Could this become a new version of CI/CD - maybe Swarm Improvement?
And the end result? A better tested codebase than I’ve ever experienced before. One where I’m increasingly comfortable not reviewing every - or any - line of code myself.
The third problem is finding fracture lines.
In the old world we had rules of thumbs about how many developers we needed for a project. In this new world everything is, well, smaller. Me and two other engineers have been working on a 150kloc project. Or trying to. Because we keep tripping over each other. Trying to merge our monster check-ins has become increasingly painful.
I briefly experimented with Git worktrees to enable me to work on multiple changes in parallel. But I quickly realised they made the problem worse - now I had to contend with merges between my changes as well as the ones the other engineers were making. Even more merge fun.
Each AI agent has the potential to be a >10x engineer who works 24x7. Run multiple of those in parallel and your single human engineer is suddenly equivalent (at least from a code generation pov) to a hundred humans.
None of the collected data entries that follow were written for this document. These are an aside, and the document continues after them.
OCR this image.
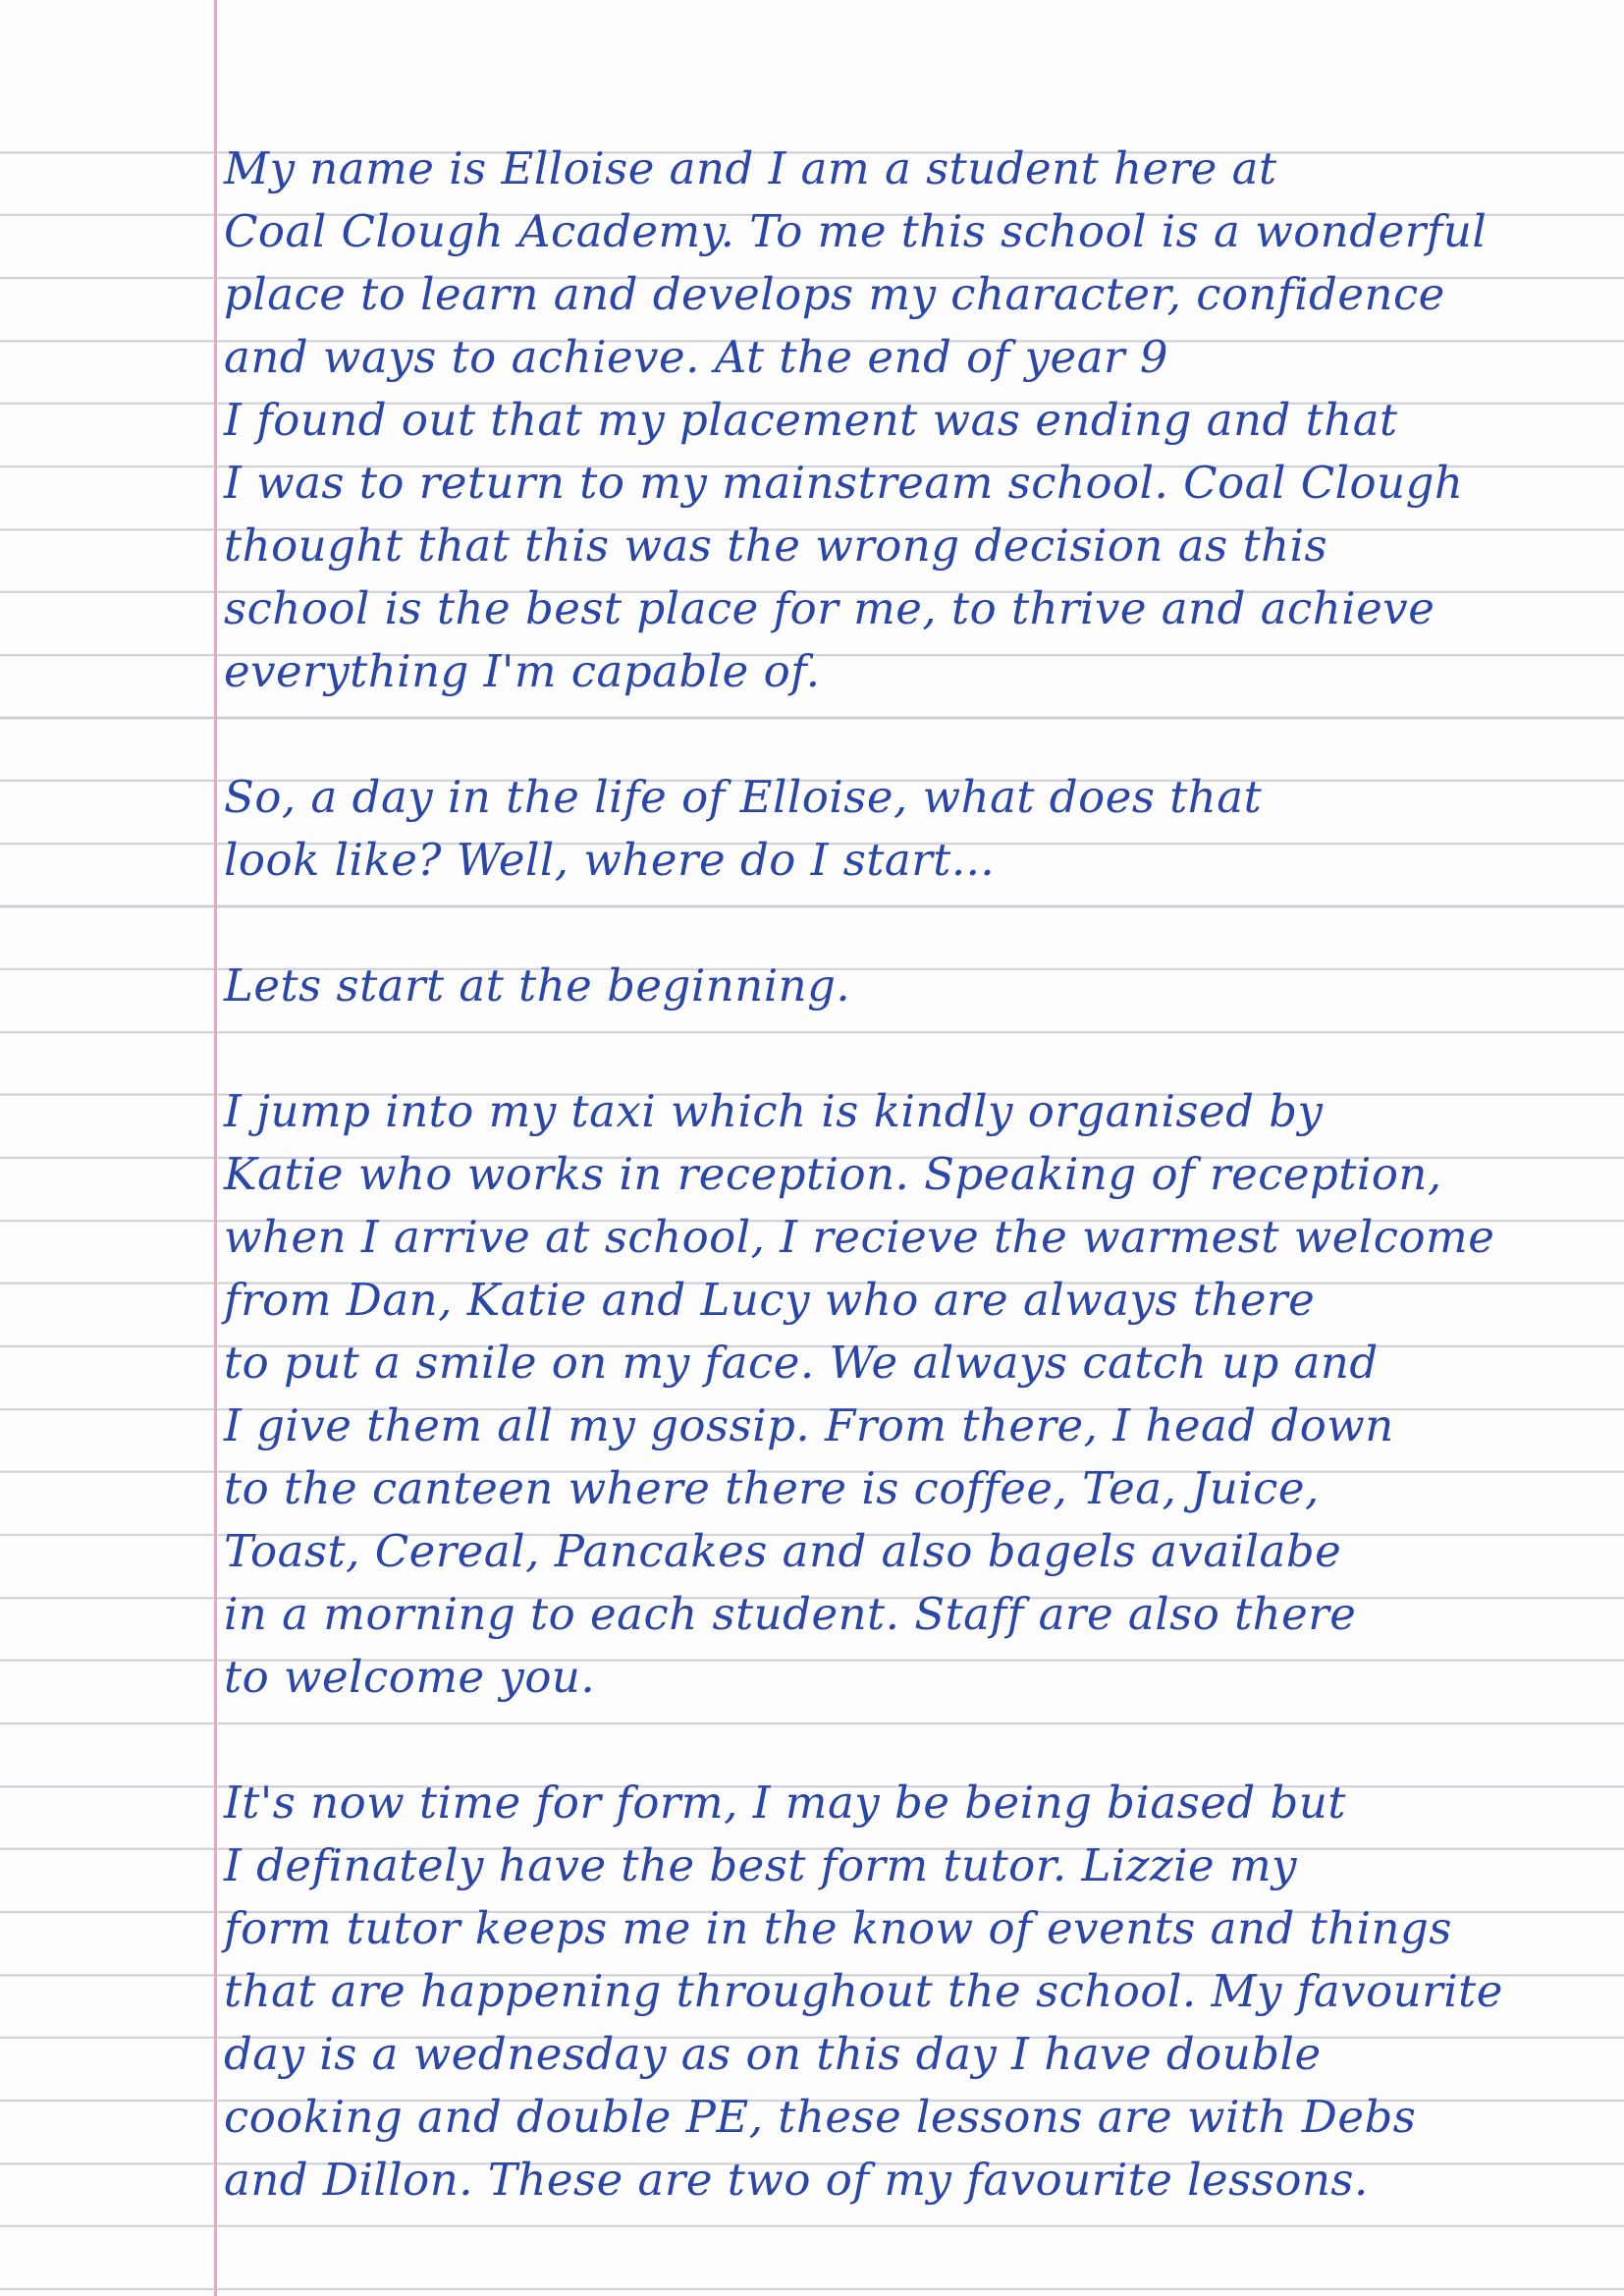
My name is Elloise and I am a student here at
Coal Clough Academy. To me this school is a wonderful
place to learn and develops my character, confidence
and ways to achieve. At the end of year 9
I found out that my placement was ending and that
I was to return to my mainstream school. Coal Clough
thought that this was the wrong decision as this
school is the best place for me, to thrive and achieve
everything I'm capable of.
So, a day in the life of Elloise, what does that
look like? Well, where do I start...
Lets start at the beginning.
I jump into my taxi which is kindly organised by
Katie who works in reception. Speaking of reception,
when I arrive at school, I recieve the warmest welcome
from Dan, Katie and Lucy who are always there
to put a smile on my face. We always catch up and
I give them all my gossip. From there, I head down
to the canteen where there is coffee, Tea, Juice,
Toast, Cereal, Pancakes and also bagels availabe
in a morning to each student. Staff are also there
to welcome you.
It's now time for form, I may be being biased but
I definately have the best form tutor. Lizzie my
form tutor keeps me in the know of events and things
that are happening throughout the school. My favourite
day is a wednesday as on this day I have double
cooking and double PE, these lessons are with Debs
and Dillon. These are two of my favourite lessons.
Now, maybe you can’t achieve that throughput continuously. But even if they are only 10x faster you’ve still got a problem.
And so?
So what’s changed since that phone call?
Clear requirements still matter—that’s physics. But three engineers now trip over each other where we once needed ten. Code review became a 40x bottleneck, so I stopped doing it. Tests fix themselves overnight. Git worktrees made merge conflicts worse, not better.
The old rules don’t work. But I don’t know what the new ones are yet.
Would this have helped company X? They still didn’t know what they wanted. And shouting, as one of my old teachers used to say, is never the solution.